Saliyev is the son of Bakiyev’s brother, Janysh, who was at one time the object of an international arrest warrant for mass murder, kidnapping and involvement in organized crime. After President Bakiyev was ousted, he was offered asylum in Belarus and quickly took up residence and citizenship there. But the whereabouts of Janysh remained a mystery for some time, however, until he was spotted hanging out in a Minsk café in 2012.

It was Janysh Bakiyev that ran the Presidential Guard accused of being responsible for much of the shooting that led to the death of at least 87 people in the Kyrgyz capital, Bishkek, on April 7, 2010. That was the most serious of Janysh Bakiyev’s offenses, but he had presided over a reign of terror for years before in the interests of cementing his brother’s power. He is accused, among other things, of having been behind the March 2009 murder of close Bakiyev confidante-turned-opponent Medet Sadyrkulov. It is said, although possibly apocryphally, that Janysh sent a cautionary message to Sadyrkulov in the form of a severed nose and ear. Testifying at a trial held in absentia in 2012, one of Janysh’s former bodyguards claimed that his then-boss had threatened to “rip his head off” if he ever told anyone of his connection to Sadyrkulov’s demise.

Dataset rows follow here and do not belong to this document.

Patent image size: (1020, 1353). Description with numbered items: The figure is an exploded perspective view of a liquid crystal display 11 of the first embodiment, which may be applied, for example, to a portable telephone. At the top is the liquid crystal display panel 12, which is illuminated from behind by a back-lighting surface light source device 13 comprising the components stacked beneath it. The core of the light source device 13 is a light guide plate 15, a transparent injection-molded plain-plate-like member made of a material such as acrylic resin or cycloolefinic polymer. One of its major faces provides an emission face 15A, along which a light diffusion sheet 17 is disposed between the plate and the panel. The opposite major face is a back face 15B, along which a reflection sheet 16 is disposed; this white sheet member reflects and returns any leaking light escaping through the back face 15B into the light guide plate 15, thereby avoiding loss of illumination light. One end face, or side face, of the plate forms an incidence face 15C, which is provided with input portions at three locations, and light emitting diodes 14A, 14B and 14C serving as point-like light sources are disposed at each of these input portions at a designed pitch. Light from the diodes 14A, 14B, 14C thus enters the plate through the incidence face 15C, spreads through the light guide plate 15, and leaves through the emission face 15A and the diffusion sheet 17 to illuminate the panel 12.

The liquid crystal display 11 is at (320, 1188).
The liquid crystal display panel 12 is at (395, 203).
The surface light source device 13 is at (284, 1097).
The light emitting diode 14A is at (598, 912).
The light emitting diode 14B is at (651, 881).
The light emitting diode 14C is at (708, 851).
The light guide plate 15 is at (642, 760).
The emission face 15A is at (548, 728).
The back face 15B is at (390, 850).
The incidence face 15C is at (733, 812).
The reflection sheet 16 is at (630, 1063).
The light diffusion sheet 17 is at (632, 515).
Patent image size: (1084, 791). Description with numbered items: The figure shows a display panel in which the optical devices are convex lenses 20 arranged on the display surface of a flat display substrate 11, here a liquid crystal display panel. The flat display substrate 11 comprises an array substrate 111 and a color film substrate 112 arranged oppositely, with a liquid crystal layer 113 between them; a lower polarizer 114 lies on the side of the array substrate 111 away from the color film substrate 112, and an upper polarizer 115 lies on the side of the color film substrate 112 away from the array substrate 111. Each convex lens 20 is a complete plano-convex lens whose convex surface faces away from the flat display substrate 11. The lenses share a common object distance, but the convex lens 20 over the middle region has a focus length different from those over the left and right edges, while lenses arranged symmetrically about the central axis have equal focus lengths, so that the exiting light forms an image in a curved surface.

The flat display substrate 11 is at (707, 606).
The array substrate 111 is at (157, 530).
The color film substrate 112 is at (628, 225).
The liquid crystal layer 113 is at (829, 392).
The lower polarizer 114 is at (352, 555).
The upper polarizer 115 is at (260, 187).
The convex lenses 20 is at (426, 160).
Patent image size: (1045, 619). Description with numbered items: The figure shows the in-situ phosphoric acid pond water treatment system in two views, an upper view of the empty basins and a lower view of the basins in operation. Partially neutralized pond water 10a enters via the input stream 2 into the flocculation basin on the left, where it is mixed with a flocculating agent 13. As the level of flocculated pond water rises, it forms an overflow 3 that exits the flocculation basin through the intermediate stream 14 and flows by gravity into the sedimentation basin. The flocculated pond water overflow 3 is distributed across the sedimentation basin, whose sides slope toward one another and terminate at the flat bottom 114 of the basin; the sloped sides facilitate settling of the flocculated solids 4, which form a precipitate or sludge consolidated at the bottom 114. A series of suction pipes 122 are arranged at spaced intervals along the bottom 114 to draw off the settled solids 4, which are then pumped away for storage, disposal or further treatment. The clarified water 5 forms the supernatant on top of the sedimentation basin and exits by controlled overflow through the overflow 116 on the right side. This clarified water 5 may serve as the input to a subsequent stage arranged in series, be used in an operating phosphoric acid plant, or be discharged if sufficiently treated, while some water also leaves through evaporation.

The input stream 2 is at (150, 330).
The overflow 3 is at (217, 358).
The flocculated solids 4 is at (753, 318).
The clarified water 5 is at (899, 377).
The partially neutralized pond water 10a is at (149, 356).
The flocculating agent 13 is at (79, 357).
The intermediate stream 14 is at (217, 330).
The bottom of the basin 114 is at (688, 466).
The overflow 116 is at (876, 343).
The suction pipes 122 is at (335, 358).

There are strong grounds to suspect that whatever investments the Bakiyev family has made in Belarus and elsewhere were funded with money that they looted while running Kyrgyzstan. By some estimates, those stolen monies run into the hundreds of millions of dollars.

Quite how Usenov came to be running an agro-industrial business in Belarus is its own strange story.

Pictures of the former prime minister, who spent the morning of his last day in office assuring journalists in the parliament building that the unrest raging outside would quickly blow over, surfaced in Belarusian media in 2018. This solved another of the lingering mysteries of the 2010 uprising, in the wake of which many top-level Bakiyev cronies managed to flee the country and thereby evade justice.

Except that Usenov denied that he was, in fact, Usenov at all, insisting, very obviously falsely, that his actual full name was Daniil Timurovich Uritsky. As far as he knew, the would-be Uritsky disclosed, Usenov had died in Malaysia in 2013.

And it is under the adopted name Uritsky that Usenov runs BNBK. Usenov, on the other hand, has been sentenced to life in absentia in Kyrgyzstan for crimes committed while in office.

Peter Leonard is Eurasianet’s Central Asia editor.